Editor’s note: Mesos uses the term “master” to describe its architecture and certain metrics. When possible, Datadog does not use this term, so in this post we will use “leader” instead.
Apache Mesos is an open source cluster manager for scheduling and managing distributed applications. Mesos allocates resources such as CPU and RAM almost as if the entire cluster were a single machine.
Mesos was built to run high-scale distributed applications such as Spark, Hadoop, and Kafka. And although it predates the explosion of container technologies over the past few years, it is often used to launch and orchestrate clusters of Docker containers.
Mesos can help you efficiently allocate resources from your cluster to the applications that need them, but seeing what’s happening across the entire cluster can be a challenge. That’s why we added Mesos to the list of 450+ technologies that Datadog natively monitors.
Datadog makes it simple to aggregate metrics from all your Mesos nodes so that you can see, for example, whether the cluster has enough capacity to support your workload or whether it should be scaled out. You can then dive in to see real-time and historical metrics from any node or subset of nodes in your cluster, as well as from any of the services running on those nodes.
Our integration with Mesos collects more than 100 metrics from the leader nodes that orchestrate tasks and the agent nodes that run those tasks. The metrics include resource metrics such as CPU, memory, and disk utilization, as well as more targeted metrics around task execution (tasks finished, failed, killed, etc.).
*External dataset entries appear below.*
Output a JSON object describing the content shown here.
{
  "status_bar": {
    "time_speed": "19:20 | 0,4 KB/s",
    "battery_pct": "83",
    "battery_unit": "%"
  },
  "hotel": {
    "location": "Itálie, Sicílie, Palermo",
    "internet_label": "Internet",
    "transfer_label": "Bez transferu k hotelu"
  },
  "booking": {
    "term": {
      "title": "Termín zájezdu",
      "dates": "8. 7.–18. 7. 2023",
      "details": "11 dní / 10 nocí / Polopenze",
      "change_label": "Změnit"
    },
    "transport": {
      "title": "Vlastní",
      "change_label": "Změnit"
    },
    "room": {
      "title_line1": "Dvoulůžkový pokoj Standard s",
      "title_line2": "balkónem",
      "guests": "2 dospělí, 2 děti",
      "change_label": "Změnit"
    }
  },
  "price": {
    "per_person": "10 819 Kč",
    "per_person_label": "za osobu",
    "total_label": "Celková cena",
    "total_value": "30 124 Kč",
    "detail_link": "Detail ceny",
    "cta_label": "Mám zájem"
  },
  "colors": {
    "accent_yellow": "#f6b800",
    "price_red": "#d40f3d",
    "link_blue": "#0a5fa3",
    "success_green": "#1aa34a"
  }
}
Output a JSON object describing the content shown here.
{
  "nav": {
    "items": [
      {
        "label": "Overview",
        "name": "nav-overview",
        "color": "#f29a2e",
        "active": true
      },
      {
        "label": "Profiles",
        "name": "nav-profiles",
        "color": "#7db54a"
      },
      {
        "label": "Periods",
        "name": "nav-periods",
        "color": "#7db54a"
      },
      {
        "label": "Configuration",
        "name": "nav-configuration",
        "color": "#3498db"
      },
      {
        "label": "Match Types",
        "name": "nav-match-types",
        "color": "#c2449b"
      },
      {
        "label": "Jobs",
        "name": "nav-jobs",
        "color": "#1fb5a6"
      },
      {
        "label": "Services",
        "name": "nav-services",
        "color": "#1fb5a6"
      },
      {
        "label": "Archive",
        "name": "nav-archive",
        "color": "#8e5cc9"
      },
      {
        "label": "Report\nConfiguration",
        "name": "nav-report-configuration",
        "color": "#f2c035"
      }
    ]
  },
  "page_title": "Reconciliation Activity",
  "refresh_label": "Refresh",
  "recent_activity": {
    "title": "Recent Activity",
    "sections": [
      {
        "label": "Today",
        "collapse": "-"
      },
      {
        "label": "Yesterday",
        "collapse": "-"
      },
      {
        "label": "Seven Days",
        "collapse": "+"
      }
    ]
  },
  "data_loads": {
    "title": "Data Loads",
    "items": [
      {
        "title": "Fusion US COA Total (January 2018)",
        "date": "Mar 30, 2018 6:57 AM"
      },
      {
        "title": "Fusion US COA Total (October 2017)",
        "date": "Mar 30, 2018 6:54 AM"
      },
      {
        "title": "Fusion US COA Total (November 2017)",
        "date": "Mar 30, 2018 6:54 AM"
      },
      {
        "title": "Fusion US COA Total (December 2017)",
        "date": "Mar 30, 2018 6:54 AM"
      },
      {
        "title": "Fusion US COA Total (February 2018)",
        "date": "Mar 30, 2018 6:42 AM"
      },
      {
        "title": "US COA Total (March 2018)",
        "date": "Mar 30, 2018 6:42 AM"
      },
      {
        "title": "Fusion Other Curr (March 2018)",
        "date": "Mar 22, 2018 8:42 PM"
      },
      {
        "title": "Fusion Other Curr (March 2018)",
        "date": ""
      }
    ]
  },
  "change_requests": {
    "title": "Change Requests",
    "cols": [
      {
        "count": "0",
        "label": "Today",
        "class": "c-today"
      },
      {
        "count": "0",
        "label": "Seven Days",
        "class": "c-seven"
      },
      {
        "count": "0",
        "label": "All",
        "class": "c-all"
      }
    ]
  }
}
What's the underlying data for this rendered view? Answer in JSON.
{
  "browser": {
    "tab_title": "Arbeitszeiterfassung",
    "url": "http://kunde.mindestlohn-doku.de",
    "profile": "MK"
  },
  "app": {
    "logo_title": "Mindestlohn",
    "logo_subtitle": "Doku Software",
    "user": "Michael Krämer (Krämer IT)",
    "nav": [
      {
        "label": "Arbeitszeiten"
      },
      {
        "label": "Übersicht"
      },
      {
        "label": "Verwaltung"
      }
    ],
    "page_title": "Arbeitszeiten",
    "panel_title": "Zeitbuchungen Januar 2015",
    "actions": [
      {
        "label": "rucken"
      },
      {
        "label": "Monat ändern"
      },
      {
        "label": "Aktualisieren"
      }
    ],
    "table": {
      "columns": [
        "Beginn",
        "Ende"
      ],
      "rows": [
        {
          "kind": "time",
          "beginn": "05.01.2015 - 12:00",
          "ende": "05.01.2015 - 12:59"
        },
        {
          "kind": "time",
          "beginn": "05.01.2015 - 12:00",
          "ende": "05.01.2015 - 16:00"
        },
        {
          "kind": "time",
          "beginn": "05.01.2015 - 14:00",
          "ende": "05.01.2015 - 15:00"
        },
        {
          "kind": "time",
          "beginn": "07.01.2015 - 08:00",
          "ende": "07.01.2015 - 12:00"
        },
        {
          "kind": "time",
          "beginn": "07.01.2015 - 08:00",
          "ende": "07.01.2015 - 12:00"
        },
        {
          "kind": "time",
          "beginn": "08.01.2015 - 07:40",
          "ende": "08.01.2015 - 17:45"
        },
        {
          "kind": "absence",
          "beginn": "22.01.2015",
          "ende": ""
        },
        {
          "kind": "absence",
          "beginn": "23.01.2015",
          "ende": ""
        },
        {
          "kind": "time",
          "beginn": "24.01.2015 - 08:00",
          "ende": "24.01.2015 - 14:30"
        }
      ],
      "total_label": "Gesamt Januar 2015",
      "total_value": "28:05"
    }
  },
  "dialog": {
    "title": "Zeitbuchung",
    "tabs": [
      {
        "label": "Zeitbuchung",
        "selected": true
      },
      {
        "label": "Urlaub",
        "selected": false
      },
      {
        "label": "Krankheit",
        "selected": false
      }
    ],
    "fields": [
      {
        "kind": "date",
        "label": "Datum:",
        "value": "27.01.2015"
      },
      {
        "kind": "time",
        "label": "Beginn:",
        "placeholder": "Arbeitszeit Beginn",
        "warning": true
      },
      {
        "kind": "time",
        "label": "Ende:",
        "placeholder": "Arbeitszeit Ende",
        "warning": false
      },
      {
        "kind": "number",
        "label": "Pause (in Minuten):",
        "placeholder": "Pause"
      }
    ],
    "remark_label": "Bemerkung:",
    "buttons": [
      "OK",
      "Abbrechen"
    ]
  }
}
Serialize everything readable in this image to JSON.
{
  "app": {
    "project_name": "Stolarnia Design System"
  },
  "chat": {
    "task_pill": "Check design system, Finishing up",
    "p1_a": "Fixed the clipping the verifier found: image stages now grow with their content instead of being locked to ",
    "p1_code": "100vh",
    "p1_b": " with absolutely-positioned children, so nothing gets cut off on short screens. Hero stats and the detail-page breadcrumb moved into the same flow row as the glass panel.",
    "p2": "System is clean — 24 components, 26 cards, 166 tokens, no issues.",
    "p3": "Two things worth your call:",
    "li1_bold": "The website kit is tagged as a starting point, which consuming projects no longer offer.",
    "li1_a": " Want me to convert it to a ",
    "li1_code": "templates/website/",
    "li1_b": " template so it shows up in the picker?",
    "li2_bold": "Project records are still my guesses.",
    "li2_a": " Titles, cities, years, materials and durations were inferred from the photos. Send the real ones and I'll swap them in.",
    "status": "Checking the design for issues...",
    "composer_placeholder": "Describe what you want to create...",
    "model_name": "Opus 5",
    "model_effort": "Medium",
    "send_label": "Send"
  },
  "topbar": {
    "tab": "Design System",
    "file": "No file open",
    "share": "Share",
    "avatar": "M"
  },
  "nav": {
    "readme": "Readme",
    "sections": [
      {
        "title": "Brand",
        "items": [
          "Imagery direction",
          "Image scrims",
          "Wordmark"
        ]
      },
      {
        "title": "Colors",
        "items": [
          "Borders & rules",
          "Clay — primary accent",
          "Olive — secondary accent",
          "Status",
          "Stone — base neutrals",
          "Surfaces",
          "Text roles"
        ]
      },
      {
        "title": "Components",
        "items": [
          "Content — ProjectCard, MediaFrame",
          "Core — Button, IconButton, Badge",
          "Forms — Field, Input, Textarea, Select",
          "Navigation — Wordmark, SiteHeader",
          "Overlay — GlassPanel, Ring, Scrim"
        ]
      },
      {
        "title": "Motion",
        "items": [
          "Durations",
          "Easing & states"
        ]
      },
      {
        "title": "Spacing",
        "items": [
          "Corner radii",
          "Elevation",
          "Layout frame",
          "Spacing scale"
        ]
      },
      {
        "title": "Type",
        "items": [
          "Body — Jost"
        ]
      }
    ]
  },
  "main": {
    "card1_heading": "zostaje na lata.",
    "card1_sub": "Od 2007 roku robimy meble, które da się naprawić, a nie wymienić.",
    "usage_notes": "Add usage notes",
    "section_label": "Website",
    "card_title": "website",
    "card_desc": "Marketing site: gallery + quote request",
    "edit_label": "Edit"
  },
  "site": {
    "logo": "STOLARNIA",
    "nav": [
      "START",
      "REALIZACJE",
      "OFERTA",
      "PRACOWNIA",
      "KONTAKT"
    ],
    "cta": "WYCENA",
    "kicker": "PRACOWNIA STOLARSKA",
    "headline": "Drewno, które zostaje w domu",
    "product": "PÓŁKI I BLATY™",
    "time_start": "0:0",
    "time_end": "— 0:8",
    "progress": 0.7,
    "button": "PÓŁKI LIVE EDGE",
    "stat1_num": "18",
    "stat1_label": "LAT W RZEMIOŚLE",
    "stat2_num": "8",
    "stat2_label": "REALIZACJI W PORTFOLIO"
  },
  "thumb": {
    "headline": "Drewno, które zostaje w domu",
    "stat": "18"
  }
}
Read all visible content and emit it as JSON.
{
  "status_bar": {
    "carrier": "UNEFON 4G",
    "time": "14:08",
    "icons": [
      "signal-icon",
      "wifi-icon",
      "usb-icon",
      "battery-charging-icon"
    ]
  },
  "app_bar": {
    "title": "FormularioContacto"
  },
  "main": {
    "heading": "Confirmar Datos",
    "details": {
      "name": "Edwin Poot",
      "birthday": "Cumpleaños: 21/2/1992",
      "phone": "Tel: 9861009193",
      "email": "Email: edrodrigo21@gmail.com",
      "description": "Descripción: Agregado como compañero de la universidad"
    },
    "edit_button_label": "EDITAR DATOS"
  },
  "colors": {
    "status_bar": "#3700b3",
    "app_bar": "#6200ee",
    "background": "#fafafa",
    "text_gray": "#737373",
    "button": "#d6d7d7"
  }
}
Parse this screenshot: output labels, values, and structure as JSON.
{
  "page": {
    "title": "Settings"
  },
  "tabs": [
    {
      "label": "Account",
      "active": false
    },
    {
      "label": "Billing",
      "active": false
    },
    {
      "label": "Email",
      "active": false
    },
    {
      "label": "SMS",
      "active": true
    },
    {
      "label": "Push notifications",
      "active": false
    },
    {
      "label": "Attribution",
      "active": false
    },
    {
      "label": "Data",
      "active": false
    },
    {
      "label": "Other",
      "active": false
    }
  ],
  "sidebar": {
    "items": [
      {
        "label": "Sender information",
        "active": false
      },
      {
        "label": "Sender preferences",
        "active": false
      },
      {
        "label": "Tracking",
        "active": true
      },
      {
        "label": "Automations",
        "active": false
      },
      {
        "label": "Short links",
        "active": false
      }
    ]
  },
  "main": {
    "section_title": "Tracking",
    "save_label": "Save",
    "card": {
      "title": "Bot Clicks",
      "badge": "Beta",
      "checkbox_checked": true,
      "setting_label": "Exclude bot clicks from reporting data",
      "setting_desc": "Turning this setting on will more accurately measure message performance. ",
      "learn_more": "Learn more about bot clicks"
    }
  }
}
In a typical Mesos use case, you might run ZooKeeper for leader election, Marathon for container orchestration, Docker for containers, and a workload including distributed applications such as Cassandra. Or you might run Kubernetes as a container orchestrator on top of Mesos to add the auto-scaling functionality of Kubernetes to the resource allocation of Mesos.
Because Datadog integrates with all of the above technologies, you can monitor all the components of your cluster in one place instead of running ad hoc command line queries or checking a separate web UI for each technology. You can build comprehensive dashboards for each of your services that include resource metrics, Mesos task metrics, application performance metrics, scaling events from Docker, and more.